If you create more risk, but limit the financial system’s ability to absorb the resulting volatility, what happens? Shocks are instantly transmitted into securities prices in ways more dramatic than would have previously been the case.

The primary concern here is the credit markets, in which the banks had served as the primary market makers in a clunky over-the-counter system. And just as they’ve decamped, the percentage of bonds owned by patient institutional holders has fallen dramatically, while the number in “hot money” hands such as ETFs and mutual funds has soared. Very many of these new investors may not appreciate just how much interest rate and duration risk they’re sitting on. Any shift to higher rates could trigger selling pressure, which, without the traditional bank market makers in place, could easily spiral into serious price dislocations.

Volatility’s Back
Volatility was artificially dampened for years by intertwined phenomena: trillions of dollars of synchronized central bank liquidity injections, and the rise of “automatic investing” as all those dollars flooded in on the long side. All systems were go, and everyone was headed in the same direction.

No longer. As the Fed’s elixir is withdrawn over the next several years, we may be forced back into a world of fundamentally driven prices. That road would have been jarring in any event, but now each shaky step will be amplified by the tidal waves of reactions—and reactions to reactions—of both global policy makers and all the new automatic investing systems and formulas. Those price moves won’t be cushioned by the traditional financial shock absorbers that might have damped them in days gone by.

Volatility had a great vacation. It may have returned to work refreshed and recharged.

About Bob Rice

Bob Rice, Senior Advisor to Neuberger Berman, is a financial expert, best-selling author and is a frequent guest speaker on several national business news programs. Bob uses his 25 years of experience in non-traditional investments as an advisor, lawyer and principal to work with advisory firms engaged with Neuberger Berman. He is the author of The Wall Street Journal bestseller, The Alternative Answer.

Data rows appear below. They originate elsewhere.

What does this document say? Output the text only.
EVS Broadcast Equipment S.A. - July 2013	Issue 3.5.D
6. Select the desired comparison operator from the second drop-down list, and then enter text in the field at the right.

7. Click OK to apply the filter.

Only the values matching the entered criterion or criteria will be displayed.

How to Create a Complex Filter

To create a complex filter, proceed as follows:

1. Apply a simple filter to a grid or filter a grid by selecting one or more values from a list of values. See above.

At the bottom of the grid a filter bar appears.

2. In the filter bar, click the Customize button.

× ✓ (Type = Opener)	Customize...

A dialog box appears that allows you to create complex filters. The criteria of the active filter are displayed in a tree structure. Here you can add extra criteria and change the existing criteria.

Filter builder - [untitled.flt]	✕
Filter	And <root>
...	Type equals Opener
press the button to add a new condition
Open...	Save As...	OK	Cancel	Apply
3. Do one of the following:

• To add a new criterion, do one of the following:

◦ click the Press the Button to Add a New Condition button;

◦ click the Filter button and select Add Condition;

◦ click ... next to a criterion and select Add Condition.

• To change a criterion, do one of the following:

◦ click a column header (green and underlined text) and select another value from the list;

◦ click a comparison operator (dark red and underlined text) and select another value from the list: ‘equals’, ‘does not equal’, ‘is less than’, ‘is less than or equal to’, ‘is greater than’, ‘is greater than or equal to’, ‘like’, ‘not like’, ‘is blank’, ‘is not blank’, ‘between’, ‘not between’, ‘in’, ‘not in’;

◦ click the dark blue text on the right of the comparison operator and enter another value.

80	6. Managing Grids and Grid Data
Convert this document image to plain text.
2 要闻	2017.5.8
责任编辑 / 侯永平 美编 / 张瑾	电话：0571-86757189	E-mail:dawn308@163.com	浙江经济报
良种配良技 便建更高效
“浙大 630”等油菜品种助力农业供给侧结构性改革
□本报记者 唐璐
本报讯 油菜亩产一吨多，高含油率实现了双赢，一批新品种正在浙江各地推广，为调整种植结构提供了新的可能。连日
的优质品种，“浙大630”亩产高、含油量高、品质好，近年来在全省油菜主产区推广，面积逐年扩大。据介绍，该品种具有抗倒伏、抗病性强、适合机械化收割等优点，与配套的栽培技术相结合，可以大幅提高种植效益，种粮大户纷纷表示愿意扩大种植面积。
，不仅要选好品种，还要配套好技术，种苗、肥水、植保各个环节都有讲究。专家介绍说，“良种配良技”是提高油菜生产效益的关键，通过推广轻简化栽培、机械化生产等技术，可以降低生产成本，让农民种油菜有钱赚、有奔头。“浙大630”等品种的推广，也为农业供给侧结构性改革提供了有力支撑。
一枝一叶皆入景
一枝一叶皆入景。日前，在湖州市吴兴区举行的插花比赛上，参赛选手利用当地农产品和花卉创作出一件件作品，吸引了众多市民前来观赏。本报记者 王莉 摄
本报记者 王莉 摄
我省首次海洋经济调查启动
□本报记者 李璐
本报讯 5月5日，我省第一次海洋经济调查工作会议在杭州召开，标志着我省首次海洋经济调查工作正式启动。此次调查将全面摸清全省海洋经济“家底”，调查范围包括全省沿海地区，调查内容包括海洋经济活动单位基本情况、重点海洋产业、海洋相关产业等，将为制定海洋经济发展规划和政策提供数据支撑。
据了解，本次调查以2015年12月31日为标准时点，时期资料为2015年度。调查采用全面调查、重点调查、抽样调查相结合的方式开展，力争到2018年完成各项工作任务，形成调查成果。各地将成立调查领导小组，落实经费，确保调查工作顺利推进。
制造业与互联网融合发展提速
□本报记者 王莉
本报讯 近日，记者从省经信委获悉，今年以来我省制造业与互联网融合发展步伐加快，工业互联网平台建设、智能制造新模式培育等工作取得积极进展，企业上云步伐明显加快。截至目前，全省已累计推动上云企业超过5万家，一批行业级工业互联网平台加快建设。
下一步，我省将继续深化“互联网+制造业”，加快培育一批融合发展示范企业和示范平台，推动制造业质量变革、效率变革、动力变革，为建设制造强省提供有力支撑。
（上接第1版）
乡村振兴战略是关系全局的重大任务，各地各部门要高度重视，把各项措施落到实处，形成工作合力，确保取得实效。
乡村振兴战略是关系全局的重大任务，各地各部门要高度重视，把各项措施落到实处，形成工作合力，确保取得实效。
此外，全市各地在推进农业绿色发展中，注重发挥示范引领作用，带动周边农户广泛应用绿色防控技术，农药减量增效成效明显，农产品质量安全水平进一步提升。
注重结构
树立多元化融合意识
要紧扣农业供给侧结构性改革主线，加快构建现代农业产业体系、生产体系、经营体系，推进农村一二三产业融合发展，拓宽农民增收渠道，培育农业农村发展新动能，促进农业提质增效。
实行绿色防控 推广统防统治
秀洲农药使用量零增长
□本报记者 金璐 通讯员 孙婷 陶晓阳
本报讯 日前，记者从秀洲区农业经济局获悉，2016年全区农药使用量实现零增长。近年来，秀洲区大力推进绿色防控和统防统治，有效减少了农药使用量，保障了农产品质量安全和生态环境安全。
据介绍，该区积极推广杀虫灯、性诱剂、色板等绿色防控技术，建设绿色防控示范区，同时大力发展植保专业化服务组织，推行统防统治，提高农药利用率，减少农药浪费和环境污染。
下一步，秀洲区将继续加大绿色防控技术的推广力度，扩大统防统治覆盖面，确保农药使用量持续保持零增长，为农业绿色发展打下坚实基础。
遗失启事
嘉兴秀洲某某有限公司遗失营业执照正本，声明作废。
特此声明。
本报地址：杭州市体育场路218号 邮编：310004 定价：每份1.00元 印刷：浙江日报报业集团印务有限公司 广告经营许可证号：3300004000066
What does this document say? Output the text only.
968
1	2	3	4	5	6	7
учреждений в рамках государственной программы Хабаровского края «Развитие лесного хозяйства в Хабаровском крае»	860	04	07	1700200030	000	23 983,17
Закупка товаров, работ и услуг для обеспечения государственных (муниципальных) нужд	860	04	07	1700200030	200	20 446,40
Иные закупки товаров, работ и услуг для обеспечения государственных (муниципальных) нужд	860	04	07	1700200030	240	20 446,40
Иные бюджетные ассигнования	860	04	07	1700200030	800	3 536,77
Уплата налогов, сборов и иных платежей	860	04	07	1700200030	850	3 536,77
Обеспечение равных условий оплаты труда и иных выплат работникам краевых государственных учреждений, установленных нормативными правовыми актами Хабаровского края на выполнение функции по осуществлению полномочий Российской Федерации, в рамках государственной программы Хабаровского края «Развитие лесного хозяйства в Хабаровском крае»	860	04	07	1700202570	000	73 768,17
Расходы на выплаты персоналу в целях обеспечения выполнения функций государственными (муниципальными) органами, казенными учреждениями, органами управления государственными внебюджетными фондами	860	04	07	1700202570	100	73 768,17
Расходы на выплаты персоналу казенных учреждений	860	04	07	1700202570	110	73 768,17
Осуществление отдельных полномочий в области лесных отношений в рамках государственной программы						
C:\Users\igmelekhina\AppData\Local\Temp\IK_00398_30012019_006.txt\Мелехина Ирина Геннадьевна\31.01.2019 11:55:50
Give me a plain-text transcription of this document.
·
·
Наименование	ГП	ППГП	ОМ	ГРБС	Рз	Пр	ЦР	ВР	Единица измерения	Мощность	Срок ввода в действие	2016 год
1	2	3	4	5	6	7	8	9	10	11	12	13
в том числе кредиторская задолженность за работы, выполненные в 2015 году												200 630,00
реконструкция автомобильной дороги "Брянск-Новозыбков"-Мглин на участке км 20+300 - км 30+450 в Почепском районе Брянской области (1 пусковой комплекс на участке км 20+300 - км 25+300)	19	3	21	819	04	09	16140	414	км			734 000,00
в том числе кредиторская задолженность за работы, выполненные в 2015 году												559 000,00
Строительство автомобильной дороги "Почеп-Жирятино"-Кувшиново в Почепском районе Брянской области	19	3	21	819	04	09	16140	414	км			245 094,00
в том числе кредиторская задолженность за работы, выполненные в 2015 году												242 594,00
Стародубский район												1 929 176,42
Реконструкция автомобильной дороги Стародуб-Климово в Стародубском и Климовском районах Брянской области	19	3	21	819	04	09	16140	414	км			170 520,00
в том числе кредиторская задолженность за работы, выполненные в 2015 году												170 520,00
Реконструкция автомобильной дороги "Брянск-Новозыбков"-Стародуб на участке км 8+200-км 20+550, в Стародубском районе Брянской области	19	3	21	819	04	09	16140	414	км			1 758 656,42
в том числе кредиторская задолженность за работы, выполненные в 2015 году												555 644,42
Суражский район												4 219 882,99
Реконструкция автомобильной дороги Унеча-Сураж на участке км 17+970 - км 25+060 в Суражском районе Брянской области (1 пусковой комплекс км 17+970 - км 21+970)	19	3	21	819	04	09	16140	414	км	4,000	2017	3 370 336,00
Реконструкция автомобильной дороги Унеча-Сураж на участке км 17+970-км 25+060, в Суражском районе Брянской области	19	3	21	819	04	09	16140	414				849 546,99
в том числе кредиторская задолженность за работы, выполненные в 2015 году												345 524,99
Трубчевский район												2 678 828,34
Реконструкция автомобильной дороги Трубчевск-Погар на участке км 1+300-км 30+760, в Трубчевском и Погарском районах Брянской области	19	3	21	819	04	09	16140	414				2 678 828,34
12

Bob has served as a financial products partner at Milbank Tweed; the CEO of a publicly traded technology company (the successor to his own startup); and a trial lawyer for the U.S. Department of Justice.

1 Source: Bloomberg, February 9, 2016.
2 Source: Apple Inc. Q1 2016 Investor Call, CEO Tim Cook: “66% of Apple’s revenue is now generated outside the United States, so foreign currency fluctuations have a very meaningful impact on our results.”
3 Source: S&P Capital IQ as of 12/31/15.